No Rajnikanth [Images] fan will grudge an off-season release (guess that's what you call a second film within a year for an actor who usually does one film in three years.) of the star. Thanks to director P Vasu for convincing Rajni that there is enough in his script and treatment to do a whirlwind 40-day shoot. But looking at the finished product, the mind boggles at what could have been.
On the one hand you have a premise that talks about a star and his long lost friend. On the other, you have Rajnikanth, whose real life so starkly mirrors the storyline.
Shouldn't this have been the perfect vehicle that tells us, or rather shows us, what the real Rajnikanth is like? The real Rajnikanth, who not unlike the character Ashok Kumar, has not just one but a handful of friends who supported him during his early struggling days and who the star still holds very dear. The real Rajnikanth, who does not shirk from sporting his grey stubble in public without a worry about that exclusive preserve of celebrity called image. An image, which most other stars spend a lifetime cultivating and then yet another in getting a makeover.
But Rajni is wasted. Agreed, merely his presence might be worth the acceptance money, but then Vasu could have done a lot more. Not even a bit of Rajni's famed off-screen persona shows in the movie. Most of Rajni's screen time is wasted as either a device to cue in songs or displaying bizarre special effects (the shoot is ostensibly that of a sequel to Chandramukhi [Images]).
The story is about a struggling villager, Bala (Pasupathy), trying to be content with whatever little he, his wife and three children have. Though he might be happy the way he is, there is no stopping others from ridiculing him.

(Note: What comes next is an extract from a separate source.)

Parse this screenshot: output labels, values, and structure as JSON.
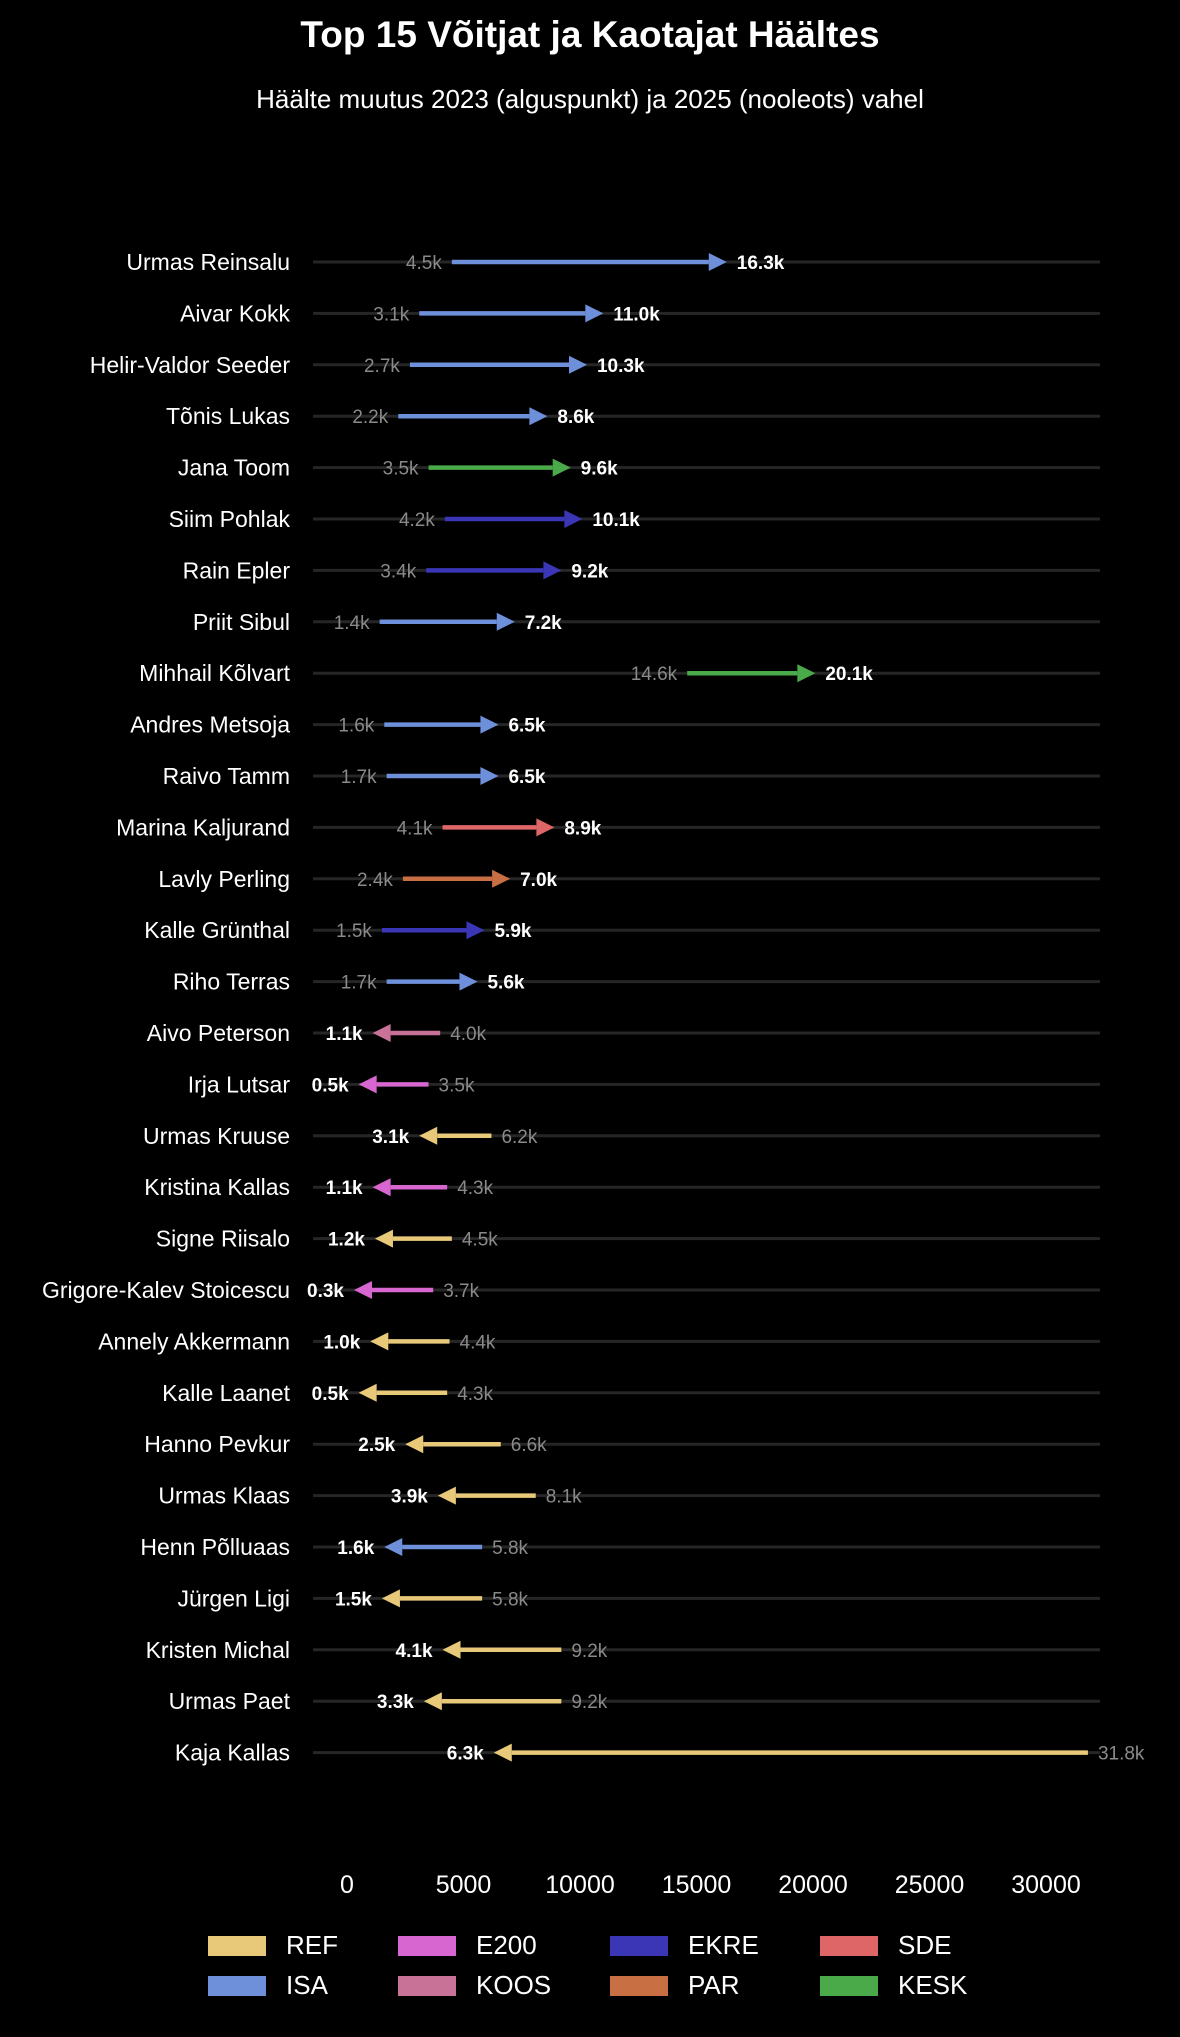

When a film crew lands in the village for a shoot, Bala learns that it is Ashok Kumar (Rajnikanth), a childhood friend with whom he lost touch 25 years ago, who is the star. When word gets out, (in the scene where she fills in fellow housewives with a part-true, part-made-up back story of the friendship between her husband and the star, Meena, who plays the wife, sparkles as the woman who probably believes or desperately wants to believe all her embellishments) his stock among fellow villagers naturally soars. But things take a turn for the worse, and the story has by now become so larger than life that people start doubting Bala for a liar. Whether he is vindicated makes up the rest of the story.
There is also a plug in the script aimed at dispelling criticism about Rajnikanth. There are hard-hitting questions asked about Rajnikanth like his political stand whenever an issue arises between Karnataka and Tamil Nadu. Then there are the flippant, gossipy and personal ones like why the heck does he have to pack off to the Himalayas at the drop of a hat. If at all the makers wanted to dispel criticism, it should have been those of the first kind. And director R Sundarrajan, for whom being loud has worked most of the times, is one decibel too shrill here.
Vadivel leads an army of funny men and justifies his top billing among the comedians. The thing about him is that he does nothing his predecessors have not done. The comedy set-pieces where the joke is always on the comedian are the same. But it is what he does after the customary fall that sets Vadivel apart. And here too, though the comedy sequences are routine, he shines, the standout being the time when he gets to meet the star.
But Pasupathy is the real star of the movie. Today, there is no actor in the Tamil industry who can do helplessness and inability like he does, and Veiyyil was one fine example of that. Though it is familiar territory, Pasupathy plays the simpleton like no other. He also has the best lines. When his wife asks him why he never shared the details of the role he played in the star's life, he says: "Just revealing that he is a friend has made my life hell. Imagine what would have happened if I had told I meant much more to him."
Partly because it retains the flavour of the original script and partly because you are rooting for Pasupathy by then, the climax really works. If at all the movie has drawn you in, and by the time the ending nears, you desperately want Pasupathy to be vindicated.
Kuselan [Images] would have been a great watch had the makers used the premise as a tool to explore the phenomenon that makes Rajni the enigma he is. In trying to serve up a 'Rajni film' when the original script had space only for a cameo, the makers have ended up with a film where the star is reduced to merely a walk-on role rehashing his most popular one-liners from recent times. But Rajni being what he is, don't be surprised if nobody complains.